Figure 6.—

Regulation of xol-1 through XSEs and ASEs. xol-1 is the direct molecular target of the X:A signal and integrates both X and autosomal components to determine sexual fate. The molecular diagram indicates where the XSEs act to repress xol-1 and where the ASEs function to activate xol-1. Our study showed that CEH-39 and most other XSEs communicate X chromosome dose by repressing xol-1 transcript levels. The XSE in region 1 and SEX-1 (nuclear hormone receptor) repress xol-1 through sequences in the promoter, while CEH-39 (homeodomain protein) acts through xol-1 genomic sequences that span the first three exons. CEH-39 may also function through promoter sequences. The means by which sex-2 represses xol-1 transcript levels has not been defined. Using a separate mechanism, FOX-1, an RNA-binding protein, represses xol-1 on a post-transcriptional level. Both the transcriptional and post-transcriptional mechanism are important for xol-1 repression.
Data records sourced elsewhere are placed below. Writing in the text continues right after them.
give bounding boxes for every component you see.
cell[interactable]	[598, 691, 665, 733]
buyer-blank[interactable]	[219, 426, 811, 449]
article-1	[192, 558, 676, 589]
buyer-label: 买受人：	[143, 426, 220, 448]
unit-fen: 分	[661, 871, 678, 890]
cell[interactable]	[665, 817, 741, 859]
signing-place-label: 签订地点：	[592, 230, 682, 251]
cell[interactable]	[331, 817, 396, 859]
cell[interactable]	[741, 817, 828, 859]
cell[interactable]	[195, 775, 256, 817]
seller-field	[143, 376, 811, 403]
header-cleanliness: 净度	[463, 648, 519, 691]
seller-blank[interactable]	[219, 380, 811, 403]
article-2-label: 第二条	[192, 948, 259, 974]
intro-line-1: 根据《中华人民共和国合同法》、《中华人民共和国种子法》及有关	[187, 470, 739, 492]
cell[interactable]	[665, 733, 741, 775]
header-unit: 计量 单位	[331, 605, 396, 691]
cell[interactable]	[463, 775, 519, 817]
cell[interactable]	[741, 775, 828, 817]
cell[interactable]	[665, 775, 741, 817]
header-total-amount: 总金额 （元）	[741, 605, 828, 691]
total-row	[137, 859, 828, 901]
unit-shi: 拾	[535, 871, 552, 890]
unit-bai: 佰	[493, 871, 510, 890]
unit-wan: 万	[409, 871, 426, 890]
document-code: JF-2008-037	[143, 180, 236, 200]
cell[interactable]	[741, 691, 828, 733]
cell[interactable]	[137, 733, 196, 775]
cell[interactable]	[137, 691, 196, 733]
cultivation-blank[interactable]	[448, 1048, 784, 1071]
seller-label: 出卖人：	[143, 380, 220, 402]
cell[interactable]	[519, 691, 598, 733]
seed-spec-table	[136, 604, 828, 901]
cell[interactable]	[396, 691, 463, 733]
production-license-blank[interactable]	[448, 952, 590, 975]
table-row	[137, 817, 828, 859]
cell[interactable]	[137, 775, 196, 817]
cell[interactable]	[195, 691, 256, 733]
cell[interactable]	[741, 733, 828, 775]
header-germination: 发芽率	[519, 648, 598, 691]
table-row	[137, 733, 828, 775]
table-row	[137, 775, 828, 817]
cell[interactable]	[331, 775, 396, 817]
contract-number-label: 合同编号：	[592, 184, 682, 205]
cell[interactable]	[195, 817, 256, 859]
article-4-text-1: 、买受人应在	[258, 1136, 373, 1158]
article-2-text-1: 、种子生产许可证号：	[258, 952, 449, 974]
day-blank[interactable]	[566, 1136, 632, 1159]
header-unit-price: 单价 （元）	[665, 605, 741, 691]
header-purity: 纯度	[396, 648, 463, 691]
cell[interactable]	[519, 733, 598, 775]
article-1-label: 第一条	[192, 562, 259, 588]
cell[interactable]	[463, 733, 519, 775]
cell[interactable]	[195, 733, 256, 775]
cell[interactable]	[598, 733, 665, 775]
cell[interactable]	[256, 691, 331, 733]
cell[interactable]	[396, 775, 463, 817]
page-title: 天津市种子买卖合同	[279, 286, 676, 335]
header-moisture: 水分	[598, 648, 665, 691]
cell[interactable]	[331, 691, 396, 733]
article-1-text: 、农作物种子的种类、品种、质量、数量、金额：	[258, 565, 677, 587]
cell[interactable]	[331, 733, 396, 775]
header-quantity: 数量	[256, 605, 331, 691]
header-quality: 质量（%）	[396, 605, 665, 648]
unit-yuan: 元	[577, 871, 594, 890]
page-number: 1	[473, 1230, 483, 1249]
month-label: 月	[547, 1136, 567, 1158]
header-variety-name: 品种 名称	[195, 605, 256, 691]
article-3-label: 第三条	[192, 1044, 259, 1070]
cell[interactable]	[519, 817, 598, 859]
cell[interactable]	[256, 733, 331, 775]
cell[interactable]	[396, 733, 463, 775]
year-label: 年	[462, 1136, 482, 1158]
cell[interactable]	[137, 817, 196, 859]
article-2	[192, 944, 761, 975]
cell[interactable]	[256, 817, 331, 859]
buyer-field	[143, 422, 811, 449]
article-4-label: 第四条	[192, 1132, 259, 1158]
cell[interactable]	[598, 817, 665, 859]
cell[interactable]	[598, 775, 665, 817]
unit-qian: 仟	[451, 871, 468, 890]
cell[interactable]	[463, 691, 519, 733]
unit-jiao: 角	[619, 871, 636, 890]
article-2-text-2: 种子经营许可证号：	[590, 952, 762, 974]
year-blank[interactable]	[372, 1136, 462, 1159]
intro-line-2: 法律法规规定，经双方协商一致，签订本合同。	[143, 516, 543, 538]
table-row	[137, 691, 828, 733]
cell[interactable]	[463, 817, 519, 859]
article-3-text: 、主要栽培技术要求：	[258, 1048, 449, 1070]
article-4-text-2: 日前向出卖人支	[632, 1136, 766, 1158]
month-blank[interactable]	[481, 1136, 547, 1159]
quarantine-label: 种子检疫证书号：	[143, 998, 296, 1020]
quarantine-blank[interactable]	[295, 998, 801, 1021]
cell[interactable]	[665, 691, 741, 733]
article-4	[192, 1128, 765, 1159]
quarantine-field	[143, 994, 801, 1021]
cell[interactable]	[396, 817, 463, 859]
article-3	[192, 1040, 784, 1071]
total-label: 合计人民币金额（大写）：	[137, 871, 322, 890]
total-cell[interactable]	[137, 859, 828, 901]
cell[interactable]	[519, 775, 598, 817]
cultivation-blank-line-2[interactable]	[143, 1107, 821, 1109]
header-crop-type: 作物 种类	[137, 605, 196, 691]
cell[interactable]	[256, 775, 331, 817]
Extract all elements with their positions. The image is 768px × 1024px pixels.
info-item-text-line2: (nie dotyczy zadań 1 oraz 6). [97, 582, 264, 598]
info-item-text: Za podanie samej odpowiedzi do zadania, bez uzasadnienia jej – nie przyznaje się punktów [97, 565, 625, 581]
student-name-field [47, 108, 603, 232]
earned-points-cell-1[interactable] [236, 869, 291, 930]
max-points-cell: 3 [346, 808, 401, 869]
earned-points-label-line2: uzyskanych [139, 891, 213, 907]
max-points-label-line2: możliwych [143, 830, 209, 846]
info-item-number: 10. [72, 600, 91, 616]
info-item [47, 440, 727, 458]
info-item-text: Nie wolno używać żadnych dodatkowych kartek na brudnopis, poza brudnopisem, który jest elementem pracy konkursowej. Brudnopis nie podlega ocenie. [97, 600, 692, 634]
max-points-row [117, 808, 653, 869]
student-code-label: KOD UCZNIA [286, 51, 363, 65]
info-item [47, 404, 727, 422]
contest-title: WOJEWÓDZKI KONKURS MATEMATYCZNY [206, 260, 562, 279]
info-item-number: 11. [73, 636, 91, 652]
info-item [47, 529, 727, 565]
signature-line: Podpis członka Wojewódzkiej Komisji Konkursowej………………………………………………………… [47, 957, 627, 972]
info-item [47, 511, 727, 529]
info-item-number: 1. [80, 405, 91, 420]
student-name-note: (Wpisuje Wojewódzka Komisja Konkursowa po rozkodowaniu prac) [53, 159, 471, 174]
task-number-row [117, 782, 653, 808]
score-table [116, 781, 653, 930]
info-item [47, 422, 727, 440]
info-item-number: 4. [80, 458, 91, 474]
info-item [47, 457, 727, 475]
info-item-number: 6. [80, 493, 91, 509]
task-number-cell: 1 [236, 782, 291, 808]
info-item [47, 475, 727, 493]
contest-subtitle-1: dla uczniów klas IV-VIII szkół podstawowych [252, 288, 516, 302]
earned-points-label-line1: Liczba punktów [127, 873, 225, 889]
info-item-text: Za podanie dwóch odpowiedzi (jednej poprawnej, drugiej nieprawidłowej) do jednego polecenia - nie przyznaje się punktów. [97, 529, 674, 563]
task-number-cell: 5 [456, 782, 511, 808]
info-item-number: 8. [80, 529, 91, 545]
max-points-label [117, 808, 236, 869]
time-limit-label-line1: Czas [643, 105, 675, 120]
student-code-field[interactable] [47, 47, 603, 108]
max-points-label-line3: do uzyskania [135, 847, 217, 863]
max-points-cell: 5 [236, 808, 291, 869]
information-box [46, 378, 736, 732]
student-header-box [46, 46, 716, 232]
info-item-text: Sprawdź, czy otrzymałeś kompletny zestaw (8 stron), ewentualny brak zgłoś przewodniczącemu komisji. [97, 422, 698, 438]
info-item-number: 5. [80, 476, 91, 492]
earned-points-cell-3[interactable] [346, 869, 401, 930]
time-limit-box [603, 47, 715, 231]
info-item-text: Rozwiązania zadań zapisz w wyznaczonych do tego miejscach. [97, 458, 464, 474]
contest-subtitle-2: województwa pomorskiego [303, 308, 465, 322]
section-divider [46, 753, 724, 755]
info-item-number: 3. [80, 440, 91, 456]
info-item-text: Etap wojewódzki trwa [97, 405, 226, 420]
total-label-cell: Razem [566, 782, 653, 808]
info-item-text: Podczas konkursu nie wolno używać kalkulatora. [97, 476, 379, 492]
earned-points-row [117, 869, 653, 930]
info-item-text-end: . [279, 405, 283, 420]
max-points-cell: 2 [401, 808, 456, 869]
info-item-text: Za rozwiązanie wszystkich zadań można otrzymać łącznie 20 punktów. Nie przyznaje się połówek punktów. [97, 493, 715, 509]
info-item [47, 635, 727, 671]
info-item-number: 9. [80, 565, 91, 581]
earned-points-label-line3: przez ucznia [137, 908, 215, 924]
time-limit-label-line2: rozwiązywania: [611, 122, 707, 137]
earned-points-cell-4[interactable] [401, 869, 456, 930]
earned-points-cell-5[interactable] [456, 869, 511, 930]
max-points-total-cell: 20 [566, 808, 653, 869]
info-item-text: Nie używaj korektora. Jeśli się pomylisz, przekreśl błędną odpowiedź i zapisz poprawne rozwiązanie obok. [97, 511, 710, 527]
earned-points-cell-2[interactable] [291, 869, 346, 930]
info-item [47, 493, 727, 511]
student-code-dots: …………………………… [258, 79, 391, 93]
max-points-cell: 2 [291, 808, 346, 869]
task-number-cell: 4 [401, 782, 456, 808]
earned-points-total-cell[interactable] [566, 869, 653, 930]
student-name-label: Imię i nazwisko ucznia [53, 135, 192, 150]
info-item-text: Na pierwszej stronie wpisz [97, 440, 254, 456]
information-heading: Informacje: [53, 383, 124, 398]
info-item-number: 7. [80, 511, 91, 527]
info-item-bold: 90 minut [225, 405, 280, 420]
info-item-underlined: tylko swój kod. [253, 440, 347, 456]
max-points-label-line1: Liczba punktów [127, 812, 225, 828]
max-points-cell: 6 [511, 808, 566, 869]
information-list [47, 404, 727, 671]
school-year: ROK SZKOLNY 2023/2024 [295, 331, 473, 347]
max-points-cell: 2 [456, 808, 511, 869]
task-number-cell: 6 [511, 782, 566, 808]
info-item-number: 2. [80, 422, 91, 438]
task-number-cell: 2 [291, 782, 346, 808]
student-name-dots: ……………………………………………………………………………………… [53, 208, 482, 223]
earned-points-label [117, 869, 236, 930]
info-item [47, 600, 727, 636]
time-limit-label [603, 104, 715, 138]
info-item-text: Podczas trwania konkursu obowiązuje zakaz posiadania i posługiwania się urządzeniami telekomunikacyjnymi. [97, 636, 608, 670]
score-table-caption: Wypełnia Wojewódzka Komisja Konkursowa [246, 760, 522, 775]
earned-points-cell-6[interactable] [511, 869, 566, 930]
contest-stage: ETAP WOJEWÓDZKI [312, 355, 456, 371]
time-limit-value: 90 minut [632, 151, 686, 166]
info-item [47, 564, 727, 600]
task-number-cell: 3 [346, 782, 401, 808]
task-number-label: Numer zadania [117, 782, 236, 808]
The ASE SEA-1 (T-box protein) activates xol-1 transcript levels using promoter sequences. XSEs and ASEs could compete directly to regulate xol-1 by binding overlapping or neighboring cis regulatory sites or indirectly by affecting components of the transcriptional machinery. The end result is that the higher XSE activity in XX animals out-competes ASE activity and inactivates xol-1, but the lower XSE activity in XO animals permits the ASE activity to activate xol-1. The high level of XOL-1 protein present in XO animals then induces the male fate, including repression of the dosage compensation machinery. The lower level of XOL-1 in XX animals permits the hermaphrodite fate, including activation of the dosage compensation machinery.